With an overhaul of the nation’s tax system in full swing, it can be difficult for small businesses to know what to expect when it comes to tax laws and regulations next year. But, if you manage a business, you know you still need to take care of the current year’s payroll and tax issues right now. Here are a number of issues you’ll want to be aware of as we approach year-end:
Accelerated W-2 Filing. This is now the second year in which business have had to file W-2s under an accelerated schedule, with forms due to the IRS by January 31, 2018. W-2s not filed on time are subject to penalties for late filing or non-filing. Additionally, seven more states have now moved their W-2 filing deadlines to January 31. Those states include Arizona, Arkansas, Kansas, Maine, Missouri, Montana and Nebraska – bringing to 35 the number of states with the earlier filing deadline.
The IRS also allows you to pre-pay your payroll tax expenses and you can deduct them in full if paid prior to 12/31. Usually, any tax payments for December are reported as liabilities, but paid off in January. In order to claim it as an expense, business owners can pay those taxes in December instead of January.
Update Your Records. If you purchased any large equipment, furniture or computers in 2017 – or if you disposed of any of these – make sure your records are up to date. You’ll also want to be certain to record any employees reimbursements for travel and other business-related expenses, so have employees turn in their expense reports on time. If you assemble all 2017 expenses by December 31, it’ll make closing out the final books for the year much easier.
Tax Credit Planning. There are a number of tax credits small businesses can once again take advantage of when filing 2017 taxes. Small employers with no more than 100 full-time equivalent (FTE) employees who start a 401(k) plan are eligible for a tax credit for startup costs. Also, the Affordable Care Act includes the Small Business Health Care Tax Credit, which provides a tax credit of up to 50% of health care costs to businesses with fewer than 25 FTEs. Small businesses with fewer than 50 FTEs who have instituted Qualified Small Employer Health Reimbursement Arrangements (QSEHRAs) can avoid payroll taxes on any dollars actually spent and can keep any unused QSEHRA dollars that aren’t claimed by employees as a reimbursement.

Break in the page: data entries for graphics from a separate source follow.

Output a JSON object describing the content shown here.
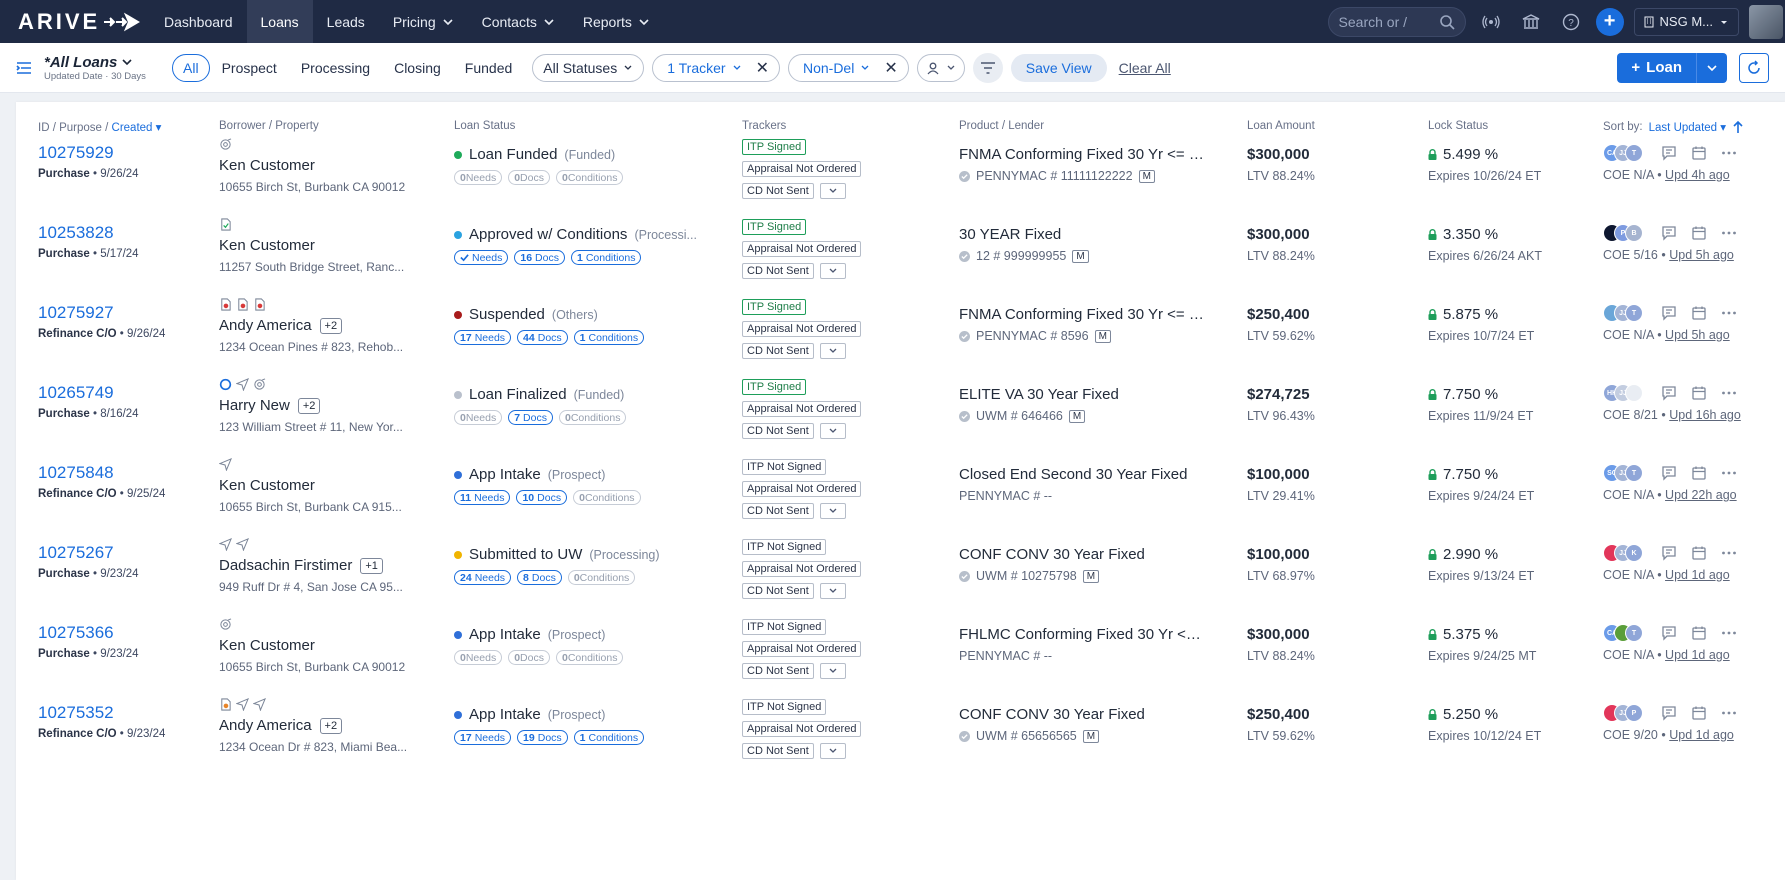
{
  "app": {
    "logo": "ARIVE",
    "nav": [
      {
        "label": "Dashboard",
        "caret": false,
        "active": false
      },
      {
        "label": "Loans",
        "caret": false,
        "active": true
      },
      {
        "label": "Leads",
        "caret": false,
        "active": false
      },
      {
        "label": "Pricing",
        "caret": true,
        "active": false
      },
      {
        "label": "Contacts",
        "caret": true,
        "active": false
      },
      {
        "label": "Reports",
        "caret": true,
        "active": false
      }
    ],
    "search_placeholder": "Search or /",
    "company": "NSG M...",
    "accent": "#1a6ddc",
    "nav_bg": "#1f2a44"
  },
  "toolbar": {
    "view_title": "*All Loans",
    "view_subtitle": "Updated Date · 30 Days",
    "segments": [
      "All",
      "Prospect",
      "Processing",
      "Closing",
      "Funded"
    ],
    "active_segment": "All",
    "status_filter": "All Statuses",
    "tracker_filter": "1 Tracker",
    "channel_filter": "Non-Del",
    "save_view": "Save View",
    "clear_all": "Clear All",
    "new_loan": "Loan"
  },
  "table": {
    "headers": {
      "id": "ID / Purpose / ",
      "id_sort": "Created",
      "borrower": "Borrower / Property",
      "status": "Loan Status",
      "trackers": "Trackers",
      "product": "Product / Lender",
      "amount": "Loan Amount",
      "lock": "Lock Status",
      "sort_by": "Sort by:",
      "sort_field": "Last Updated"
    },
    "rows": [
      {
        "id": "10275929",
        "purpose": "Purchase",
        "date": "9/26/24",
        "borrower": "Ken Customer",
        "extra": "",
        "address": "10655 Birch St, Burbank CA 90012",
        "icons": [
          "gear-target-icon"
        ],
        "status": "Loan Funded",
        "status_sub": "(Funded)",
        "status_color": "#1eaa5a",
        "needs": "0",
        "docs": "0",
        "conds": "0",
        "needs_active": false,
        "docs_active": false,
        "conds_active": false,
        "needs_check": false,
        "trk1": "ITP Signed",
        "trk1_green": true,
        "trk2": "Appraisal Not Ordered",
        "trk3": "CD Not Sent",
        "product": "FNMA Conforming Fixed 30 Yr <= $...",
        "lender": "PENNYMAC # 11111122222",
        "lender_check": true,
        "lender_m": true,
        "amount": "$300,000",
        "ltv": "LTV 88.24%",
        "rate": "5.499 %",
        "locked": true,
        "expires": "Expires 10/26/24 ET",
        "avatars": [
          {
            "t": "CA",
            "c": "#6b9be8"
          },
          {
            "t": "JJ",
            "c": "#a3b4d6"
          },
          {
            "t": "T",
            "c": "#8fa6d8"
          }
        ],
        "coe": "COE N/A",
        "upd": "Upd 4h ago"
      },
      {
        "id": "10253828",
        "purpose": "Purchase",
        "date": "5/17/24",
        "borrower": "Ken Customer",
        "extra": "",
        "address": "11257 South Bridge Street, Ranc...",
        "icons": [
          "doc-check-icon"
        ],
        "status": "Approved w/ Conditions",
        "status_sub": "(Processi...",
        "status_color": "#2aa2e0",
        "needs": "",
        "docs": "16",
        "conds": "1",
        "needs_active": true,
        "docs_active": true,
        "conds_active": true,
        "needs_check": true,
        "trk1": "ITP Signed",
        "trk1_green": true,
        "trk2": "Appraisal Not Ordered",
        "trk3": "CD Not Sent",
        "product": "30 YEAR Fixed",
        "lender": "12 # 999999955",
        "lender_check": true,
        "lender_m": true,
        "amount": "$300,000",
        "ltv": "LTV 88.24%",
        "rate": "3.350 %",
        "locked": true,
        "expires": "Expires 6/26/24 AKT",
        "avatars": [
          {
            "t": "",
            "c": "#0e1730"
          },
          {
            "t": "P",
            "c": "#7e9be0"
          },
          {
            "t": "B",
            "c": "#a6b4d0"
          }
        ],
        "coe": "COE 5/16",
        "upd": "Upd 5h ago"
      },
      {
        "id": "10275927",
        "purpose": "Refinance C/O",
        "date": "9/26/24",
        "borrower": "Andy America",
        "extra": "+2",
        "address": "1234 Ocean Pines # 823, Rehob...",
        "icons": [
          "doc-red-icon",
          "doc-red-icon",
          "doc-red-icon"
        ],
        "status": "Suspended",
        "status_sub": "(Others)",
        "status_color": "#a81b1b",
        "needs": "17",
        "docs": "44",
        "conds": "1",
        "needs_active": true,
        "docs_active": true,
        "conds_active": true,
        "needs_check": false,
        "trk1": "ITP Signed",
        "trk1_green": true,
        "trk2": "Appraisal Not Ordered",
        "trk3": "CD Not Sent",
        "product": "FNMA Conforming Fixed 30 Yr <= $...",
        "lender": "PENNYMAC # 8596",
        "lender_check": true,
        "lender_m": true,
        "amount": "$250,400",
        "ltv": "LTV 59.62%",
        "rate": "5.875 %",
        "locked": true,
        "expires": "Expires 10/7/24 ET",
        "avatars": [
          {
            "t": "",
            "c": "#6aa6d8"
          },
          {
            "t": "JJ",
            "c": "#a3b4d6"
          },
          {
            "t": "T",
            "c": "#8fa6d8"
          }
        ],
        "coe": "COE N/A",
        "upd": "Upd 5h ago"
      },
      {
        "id": "10265749",
        "purpose": "Purchase",
        "date": "8/16/24",
        "borrower": "Harry New",
        "extra": "+2",
        "address": "123 William Street # 11, New Yor...",
        "icons": [
          "circle-icon",
          "send-icon",
          "gear-target-icon"
        ],
        "status": "Loan Finalized",
        "status_sub": "(Funded)",
        "status_color": "#b9c0cc",
        "needs": "0",
        "docs": "7",
        "conds": "0",
        "needs_active": false,
        "docs_active": true,
        "conds_active": false,
        "needs_check": false,
        "trk1": "ITP Signed",
        "trk1_green": true,
        "trk2": "Appraisal Not Ordered",
        "trk3": "CD Not Sent",
        "product": "ELITE VA 30 Year Fixed",
        "lender": "UWM # 646466",
        "lender_check": true,
        "lender_m": true,
        "amount": "$274,725",
        "ltv": "LTV 96.43%",
        "rate": "7.750 %",
        "locked": true,
        "expires": "Expires 11/9/24 ET",
        "avatars": [
          {
            "t": "HK",
            "c": "#8fa6d8"
          },
          {
            "t": "JJ",
            "c": "#c3cde0"
          },
          {
            "t": "",
            "c": "#e9edf3"
          }
        ],
        "coe": "COE 8/21",
        "upd": "Upd 16h ago"
      },
      {
        "id": "10275848",
        "purpose": "Refinance C/O",
        "date": "9/25/24",
        "borrower": "Ken Customer",
        "extra": "",
        "address": "10655 Birch St, Burbank CA 915...",
        "icons": [
          "send-icon"
        ],
        "status": "App Intake",
        "status_sub": "(Prospect)",
        "status_color": "#2f6fd8",
        "needs": "11",
        "docs": "10",
        "conds": "0",
        "needs_active": true,
        "docs_active": true,
        "conds_active": false,
        "needs_check": false,
        "trk1": "ITP Not Signed",
        "trk1_green": false,
        "trk2": "Appraisal Not Ordered",
        "trk3": "CD Not Sent",
        "product": "Closed End Second 30 Year Fixed",
        "lender": "PENNYMAC # --",
        "lender_check": false,
        "lender_m": false,
        "amount": "$100,000",
        "ltv": "LTV 29.41%",
        "rate": "7.750 %",
        "locked": true,
        "expires": "Expires 9/24/24 ET",
        "avatars": [
          {
            "t": "SC",
            "c": "#6b9be8"
          },
          {
            "t": "JJ",
            "c": "#a3b4d6"
          },
          {
            "t": "T",
            "c": "#8fa6d8"
          }
        ],
        "coe": "COE N/A",
        "upd": "Upd 22h ago"
      },
      {
        "id": "10275267",
        "purpose": "Purchase",
        "date": "9/23/24",
        "borrower": "Dadsachin Firstimer",
        "extra": "+1",
        "address": "949 Ruff Dr # 4, San Jose CA 95...",
        "icons": [
          "send-icon",
          "send-icon"
        ],
        "status": "Submitted to UW",
        "status_sub": "(Processing)",
        "status_color": "#f0b400",
        "needs": "24",
        "docs": "8",
        "conds": "0",
        "needs_active": true,
        "docs_active": true,
        "conds_active": false,
        "needs_check": false,
        "trk1": "ITP Not Signed",
        "trk1_green": false,
        "trk2": "Appraisal Not Ordered",
        "trk3": "CD Not Sent",
        "product": "CONF CONV 30 Year Fixed",
        "lender": "UWM # 10275798",
        "lender_check": true,
        "lender_m": true,
        "amount": "$100,000",
        "ltv": "LTV 68.97%",
        "rate": "2.990 %",
        "locked": true,
        "expires": "Expires 9/13/24 ET",
        "avatars": [
          {
            "t": "",
            "c": "#e2365a"
          },
          {
            "t": "JJ",
            "c": "#a3b4d6"
          },
          {
            "t": "K",
            "c": "#8fa6d8"
          }
        ],
        "coe": "COE N/A",
        "upd": "Upd 1d ago"
      },
      {
        "id": "10275366",
        "purpose": "Purchase",
        "date": "9/23/24",
        "borrower": "Ken Customer",
        "extra": "",
        "address": "10655 Birch St, Burbank CA 90012",
        "icons": [
          "gear-target-icon"
        ],
        "status": "App Intake",
        "status_sub": "(Prospect)",
        "status_color": "#2f6fd8",
        "needs": "0",
        "docs": "0",
        "conds": "0",
        "needs_active": false,
        "docs_active": false,
        "conds_active": false,
        "needs_check": false,
        "trk1": "ITP Not Signed",
        "trk1_green": false,
        "trk2": "Appraisal Not Ordered",
        "trk3": "CD Not Sent",
        "product": "FHLMC Conforming Fixed 30 Yr <= ...",
        "lender": "PENNYMAC # --",
        "lender_check": false,
        "lender_m": false,
        "amount": "$300,000",
        "ltv": "LTV 88.24%",
        "rate": "5.375 %",
        "locked": true,
        "expires": "Expires 9/24/25 MT",
        "avatars": [
          {
            "t": "CA",
            "c": "#6b9be8"
          },
          {
            "t": "",
            "c": "#5a9e3a"
          },
          {
            "t": "T",
            "c": "#8fa6d8"
          }
        ],
        "coe": "COE N/A",
        "upd": "Upd 1d ago"
      },
      {
        "id": "10275352",
        "purpose": "Refinance C/O",
        "date": "9/23/24",
        "borrower": "Andy America",
        "extra": "+2",
        "address": "1234 Ocean Dr # 823, Miami Bea...",
        "icons": [
          "doc-orange-icon",
          "send-icon",
          "send-icon"
        ],
        "status": "App Intake",
        "status_sub": "(Prospect)",
        "status_color": "#2f6fd8",
        "needs": "17",
        "docs": "19",
        "conds": "1",
        "needs_active": true,
        "docs_active": true,
        "conds_active": true,
        "needs_check": false,
        "trk1": "ITP Not Signed",
        "trk1_green": false,
        "trk2": "Appraisal Not Ordered",
        "trk3": "CD Not Sent",
        "product": "CONF CONV 30 Year Fixed",
        "lender": "UWM # 65656565",
        "lender_check": true,
        "lender_m": true,
        "amount": "$250,400",
        "ltv": "LTV 59.62%",
        "rate": "5.250 %",
        "locked": true,
        "expires": "Expires 10/12/24 ET",
        "avatars": [
          {
            "t": "",
            "c": "#e2365a"
          },
          {
            "t": "JJ",
            "c": "#a3b4d6"
          },
          {
            "t": "P",
            "c": "#8fa6d8"
          }
        ],
        "coe": "COE 9/20",
        "upd": "Upd 1d ago"
      }
    ],
    "chip_labels": {
      "needs": "Needs",
      "docs": "Docs",
      "conds": "Conditions"
    },
    "m_badge": "M"
  }
}
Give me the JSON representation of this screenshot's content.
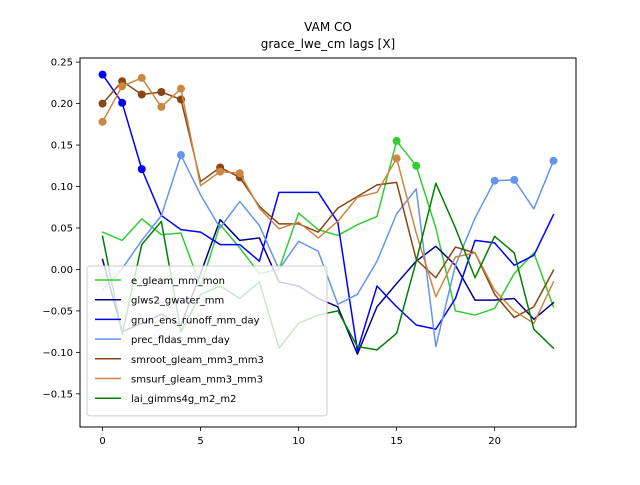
{
  "chart_data": {
    "type": "line",
    "title": "VAM CO",
    "subtitle": "grace_lwe_cm lags [X]",
    "xlabel": "",
    "ylabel": "",
    "xlim": [
      -1.15,
      24.15
    ],
    "ylim": [
      -0.19,
      0.255
    ],
    "xticks": [
      0,
      5,
      10,
      15,
      20
    ],
    "xtick_labels": [
      "0",
      "5",
      "10",
      "15",
      "20"
    ],
    "yticks": [
      -0.15,
      -0.1,
      -0.05,
      0.0,
      0.05,
      0.1,
      0.15,
      0.2,
      0.25
    ],
    "ytick_labels": [
      "−0.15",
      "−0.10",
      "−0.05",
      "0.00",
      "0.05",
      "0.10",
      "0.15",
      "0.20",
      "0.25"
    ],
    "grid": false,
    "legend_position": "lower-left",
    "x": [
      0,
      1,
      2,
      3,
      4,
      5,
      6,
      7,
      8,
      9,
      10,
      11,
      12,
      13,
      14,
      15,
      16,
      17,
      18,
      19,
      20,
      21,
      22,
      23
    ],
    "series": [
      {
        "name": "e_gleam_mm_mon",
        "color": "#32cd32",
        "values": [
          0.045,
          0.035,
          0.061,
          0.042,
          0.044,
          -0.02,
          0.054,
          0.026,
          -0.005,
          0.0,
          0.068,
          0.048,
          0.041,
          0.054,
          0.064,
          0.155,
          0.125,
          0.05,
          -0.05,
          -0.055,
          -0.047,
          -0.005,
          0.02,
          -0.045
        ],
        "markers": [
          15,
          16
        ]
      },
      {
        "name": "glws2_gwater_mm",
        "color": "#00008b",
        "values": [
          0.012,
          -0.075,
          -0.065,
          -0.054,
          -0.067,
          -0.005,
          0.06,
          0.035,
          0.038,
          -0.015,
          -0.02,
          -0.035,
          -0.045,
          -0.102,
          -0.045,
          -0.017,
          0.01,
          0.028,
          0.005,
          -0.037,
          -0.037,
          -0.035,
          -0.06,
          -0.04
        ],
        "markers": []
      },
      {
        "name": "grun_ens_runoff_mm_day",
        "color": "#0000ff",
        "values": [
          0.235,
          0.201,
          0.121,
          0.065,
          0.048,
          0.045,
          0.03,
          0.03,
          0.01,
          0.093,
          0.093,
          0.093,
          0.057,
          -0.098,
          -0.02,
          -0.045,
          -0.067,
          -0.072,
          -0.035,
          0.035,
          0.032,
          0.005,
          0.017,
          0.066
        ],
        "markers": [
          0,
          1,
          2
        ]
      },
      {
        "name": "prec_fldas_mm_day",
        "color": "#6495ed",
        "values": [
          -0.025,
          0.001,
          0.035,
          0.065,
          0.138,
          0.09,
          0.05,
          0.082,
          0.053,
          0.0,
          0.034,
          0.022,
          -0.042,
          -0.03,
          0.01,
          0.067,
          0.097,
          -0.093,
          0.005,
          0.062,
          0.107,
          0.108,
          0.073,
          0.131
        ],
        "markers": [
          4,
          20,
          21,
          23
        ]
      },
      {
        "name": "smroot_gleam_mm3_mm3",
        "color": "#8b4513",
        "values": [
          0.2,
          0.227,
          0.211,
          0.214,
          0.205,
          0.106,
          0.123,
          0.111,
          0.076,
          0.055,
          0.055,
          0.045,
          0.074,
          0.088,
          0.102,
          0.105,
          0.012,
          -0.01,
          0.027,
          0.02,
          -0.03,
          -0.058,
          -0.045,
          -0.001
        ],
        "markers": [
          0,
          1,
          2,
          3,
          4,
          6,
          7
        ]
      },
      {
        "name": "smsurf_gleam_mm3_mm3",
        "color": "#cd853f",
        "values": [
          0.178,
          0.221,
          0.231,
          0.196,
          0.218,
          0.101,
          0.118,
          0.116,
          0.074,
          0.049,
          0.057,
          0.038,
          0.058,
          0.087,
          0.093,
          0.134,
          0.044,
          -0.033,
          0.015,
          0.02,
          -0.025,
          -0.05,
          -0.065,
          -0.015
        ],
        "markers": [
          0,
          1,
          2,
          3,
          4,
          6,
          7,
          15
        ]
      },
      {
        "name": "lai_gimms4g_m2_m2",
        "color": "#008000",
        "values": [
          0.04,
          -0.078,
          0.03,
          0.058,
          -0.075,
          -0.03,
          -0.02,
          -0.035,
          -0.015,
          -0.095,
          -0.065,
          -0.055,
          -0.05,
          -0.093,
          -0.097,
          -0.077,
          0.01,
          0.104,
          0.05,
          -0.01,
          0.04,
          0.02,
          -0.072,
          -0.095
        ],
        "markers": []
      }
    ]
  }
}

Tax Reform Considerations. Even without knowing all the details of the tax reform package, there may be certain tax issues to take into consideration now based on expectations of the final measures. For example, it’s generally expected that tax reform, if passed, will include a rollback of the corporate tax rate. So businesses might consider deferring income where feasible under accounting methods to allow income to be taxed at what may be a lower rate in the future. Similarly, any business deductions that can be taken against 2017 taxes would help to offset higher current tax rates, especially since some business deductions may be eliminated altogether in the final legislation.